You often see businesses implementing various policies and tactics in order to succeed in customer service. Standardized customer greetings and closings are finessed, employees are trained and coached to deliver them, and supervisors are incentivized on performance. But when does all the training become disingenuous for the customer?

I experienced this at local restaurant where it seemed that each sentence I uttered was met with a “my pleasure” from the employee. It was obvious that this standard reply had been implemented into the store’s everyday environment for the customers and every employee I observed was flawless in their execution and delivery.

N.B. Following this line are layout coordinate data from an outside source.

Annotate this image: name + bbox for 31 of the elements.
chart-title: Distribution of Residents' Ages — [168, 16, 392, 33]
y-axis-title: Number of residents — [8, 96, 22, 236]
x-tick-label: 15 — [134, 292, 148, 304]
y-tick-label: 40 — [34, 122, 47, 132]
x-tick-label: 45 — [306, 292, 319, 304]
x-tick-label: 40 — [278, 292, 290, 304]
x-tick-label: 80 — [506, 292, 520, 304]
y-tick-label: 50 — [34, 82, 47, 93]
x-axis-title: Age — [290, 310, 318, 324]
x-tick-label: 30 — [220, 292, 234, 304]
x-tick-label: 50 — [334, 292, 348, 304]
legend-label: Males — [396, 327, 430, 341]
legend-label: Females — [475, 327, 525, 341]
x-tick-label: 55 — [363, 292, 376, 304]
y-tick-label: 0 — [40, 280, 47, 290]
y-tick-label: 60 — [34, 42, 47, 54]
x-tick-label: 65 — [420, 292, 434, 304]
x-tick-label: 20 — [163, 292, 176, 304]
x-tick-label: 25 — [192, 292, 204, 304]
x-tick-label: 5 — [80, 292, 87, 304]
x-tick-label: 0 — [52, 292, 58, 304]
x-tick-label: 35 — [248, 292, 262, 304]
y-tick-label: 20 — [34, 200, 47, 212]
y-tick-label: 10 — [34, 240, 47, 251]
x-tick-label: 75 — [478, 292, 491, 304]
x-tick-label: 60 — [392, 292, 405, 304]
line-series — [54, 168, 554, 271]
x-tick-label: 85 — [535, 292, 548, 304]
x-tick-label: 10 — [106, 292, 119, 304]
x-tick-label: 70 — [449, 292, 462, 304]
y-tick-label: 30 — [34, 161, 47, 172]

Ironically, I felt slighted in my experience. I went in for a chicken sandwich but left with a taste in my mouth that had nothing to do with the chicken. The employees had come across as robotic, and I had felt a little less valued because of it.

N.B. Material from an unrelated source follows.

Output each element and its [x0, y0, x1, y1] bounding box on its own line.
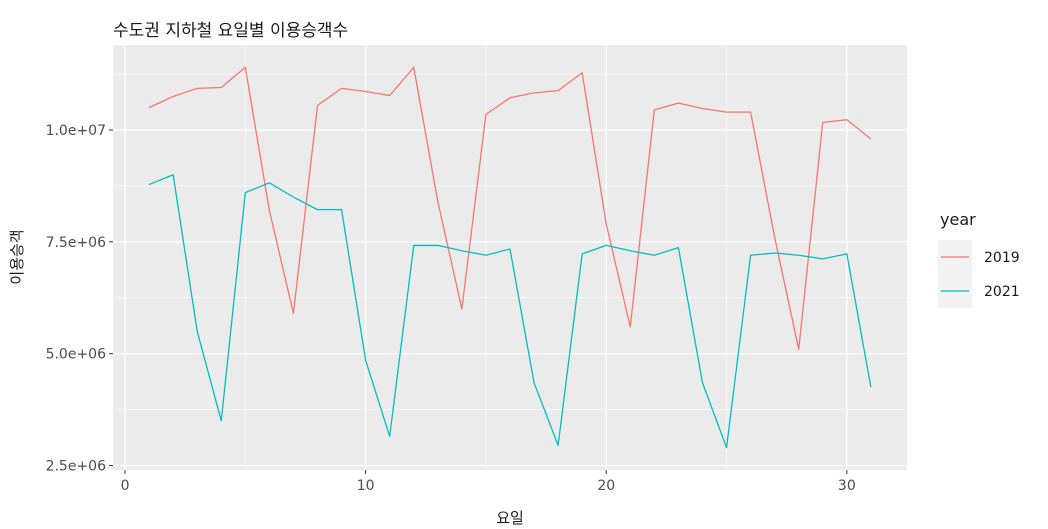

Maybe in all the customer service training that is on-going a reminder that customers are people too, will go a long way.

So What is the Customer Service Standard?
Unfortunately, not all customers will consider a company’s customer service efforts adequate. We have all witnessed the customer that is unreasonable regardless of the employee’s best efforts. The fact of the matter is that different customers expect different things from the businesses they visit.
The question often analyzed amongst experts is how to deliver a consistent experience that will satisfy customers. At the risk of oversimplifying things I submit that companies can satisfy the vast majority of their customers by setting the following standards.

• Respect the Customer
• Be Genuine in Your Interaction With the Customer
• Be Efficient in Delivering Service
• Deliver the Service or Product As Promised

By delivering on these aspects, companies set the bar for a consistently positive experience for their patrons and employees will find more value in their interactions with customers; at a bare minimum standard. Anything above this standard will be gravy for the customer.

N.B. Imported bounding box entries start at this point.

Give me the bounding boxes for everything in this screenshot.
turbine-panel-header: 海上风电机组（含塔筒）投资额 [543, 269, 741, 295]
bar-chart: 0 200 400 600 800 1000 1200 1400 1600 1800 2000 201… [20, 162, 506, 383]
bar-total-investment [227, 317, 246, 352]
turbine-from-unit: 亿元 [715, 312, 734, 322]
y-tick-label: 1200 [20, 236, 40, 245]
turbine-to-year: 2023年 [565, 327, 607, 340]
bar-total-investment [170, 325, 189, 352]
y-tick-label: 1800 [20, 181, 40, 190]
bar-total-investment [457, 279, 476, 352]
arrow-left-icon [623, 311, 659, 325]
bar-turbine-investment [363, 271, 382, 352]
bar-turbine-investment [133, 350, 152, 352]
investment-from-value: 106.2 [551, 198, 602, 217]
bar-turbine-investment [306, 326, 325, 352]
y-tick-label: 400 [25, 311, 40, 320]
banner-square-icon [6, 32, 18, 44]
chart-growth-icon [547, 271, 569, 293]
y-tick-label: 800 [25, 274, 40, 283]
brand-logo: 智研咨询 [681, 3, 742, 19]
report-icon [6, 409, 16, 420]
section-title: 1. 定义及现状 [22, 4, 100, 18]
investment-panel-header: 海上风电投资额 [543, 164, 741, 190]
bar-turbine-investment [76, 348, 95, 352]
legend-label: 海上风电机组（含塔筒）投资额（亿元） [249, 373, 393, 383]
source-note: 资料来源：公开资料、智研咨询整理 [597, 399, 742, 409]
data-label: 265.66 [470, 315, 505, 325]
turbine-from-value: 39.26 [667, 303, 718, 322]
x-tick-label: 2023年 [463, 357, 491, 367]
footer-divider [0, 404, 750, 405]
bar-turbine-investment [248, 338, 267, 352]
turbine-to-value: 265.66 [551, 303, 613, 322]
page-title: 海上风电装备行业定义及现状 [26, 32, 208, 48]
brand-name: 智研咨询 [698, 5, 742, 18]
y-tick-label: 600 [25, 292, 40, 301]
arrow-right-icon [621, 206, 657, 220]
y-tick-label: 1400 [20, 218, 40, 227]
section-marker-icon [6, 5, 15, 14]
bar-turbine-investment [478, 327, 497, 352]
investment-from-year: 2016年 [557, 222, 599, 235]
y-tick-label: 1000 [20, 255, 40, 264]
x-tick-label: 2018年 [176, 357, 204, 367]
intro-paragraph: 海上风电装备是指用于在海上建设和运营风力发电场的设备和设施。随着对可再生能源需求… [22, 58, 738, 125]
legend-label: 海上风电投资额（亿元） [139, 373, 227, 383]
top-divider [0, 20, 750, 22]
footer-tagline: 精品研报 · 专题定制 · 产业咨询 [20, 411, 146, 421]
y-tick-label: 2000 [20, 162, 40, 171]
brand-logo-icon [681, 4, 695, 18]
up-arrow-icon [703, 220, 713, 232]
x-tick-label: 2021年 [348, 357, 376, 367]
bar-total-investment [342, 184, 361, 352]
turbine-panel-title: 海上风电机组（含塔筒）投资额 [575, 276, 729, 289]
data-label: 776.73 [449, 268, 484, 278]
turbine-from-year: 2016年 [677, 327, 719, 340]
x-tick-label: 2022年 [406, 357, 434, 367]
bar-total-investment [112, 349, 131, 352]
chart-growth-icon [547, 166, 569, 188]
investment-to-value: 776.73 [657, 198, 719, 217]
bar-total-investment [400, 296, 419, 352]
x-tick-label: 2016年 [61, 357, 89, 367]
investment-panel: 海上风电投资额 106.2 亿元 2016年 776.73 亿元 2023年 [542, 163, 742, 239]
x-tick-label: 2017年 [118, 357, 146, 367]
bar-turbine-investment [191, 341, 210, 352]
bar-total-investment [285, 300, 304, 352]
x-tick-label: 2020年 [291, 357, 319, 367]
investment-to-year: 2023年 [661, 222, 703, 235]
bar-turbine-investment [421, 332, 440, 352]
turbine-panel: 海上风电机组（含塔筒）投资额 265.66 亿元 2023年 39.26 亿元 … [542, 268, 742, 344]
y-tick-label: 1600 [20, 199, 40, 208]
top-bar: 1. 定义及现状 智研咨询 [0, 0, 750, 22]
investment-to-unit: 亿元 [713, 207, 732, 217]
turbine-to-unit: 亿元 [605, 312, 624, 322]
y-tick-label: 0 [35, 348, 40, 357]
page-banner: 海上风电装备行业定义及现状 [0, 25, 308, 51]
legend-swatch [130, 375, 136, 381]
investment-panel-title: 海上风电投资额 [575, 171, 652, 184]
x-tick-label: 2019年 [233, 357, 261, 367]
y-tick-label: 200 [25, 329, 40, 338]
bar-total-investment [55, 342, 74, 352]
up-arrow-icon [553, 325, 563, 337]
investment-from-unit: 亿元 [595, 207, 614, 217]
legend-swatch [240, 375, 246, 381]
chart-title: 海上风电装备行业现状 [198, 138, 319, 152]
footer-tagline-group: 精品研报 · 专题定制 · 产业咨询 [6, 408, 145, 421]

Adequate service is expected by consumers and should be delivered by any business. Amazing service is normally a much rarer occurrence and should surprise customers. Customers will show their loyalty and appreciation by supporting the businesses that consistently deliver an adequate experience. The key is any successful experience is the consistency.

Melissa Jones
Melissa Jones spends her days as the Online Marketing Specialist for Respshop.com, a popular online vendor for cpap supplies. Melissa's evenings and weekends are occupied reading, researching running shoes, and tending to her writing obsession.

2 COMMENTS

  1. Melissa,

    Nice post. I might suggest, however, that they way you define an adequate customer experience is, in these days quite amazing. A robotic experience is not amazing and is actually quite annoying. It is like the people at McDonald’s that are trained to upsell you on everything. If you ask for apple slices, they will inquire as to whether or not you want fries with that. Clearly no real thought put into it.

    Another recent experience I had was calling customer support at my cell phone company. The person on the other line asked me four questions before they said hello. That was not a demonstration that they were issuing me anything other than the required greeting in their prescribed workflow.

    Hiring people that can care and be genuine is rare enough that I consider it amazing.

  2. Cecilia – Thanks for the perspective, I am not sure that I had thought of it that way.

    While I agree that finding those people that care AND are genuine can be rare, I am not entirely convinced that companies aren’t (in part) to blame. I think that many businesses would be pleasantly surprised if they at times let their employees interact outside of their prescribed workflow.

    Its a balance that is not easily found. But for now adequate and amazing seem to be synonymous, and that’s…okay.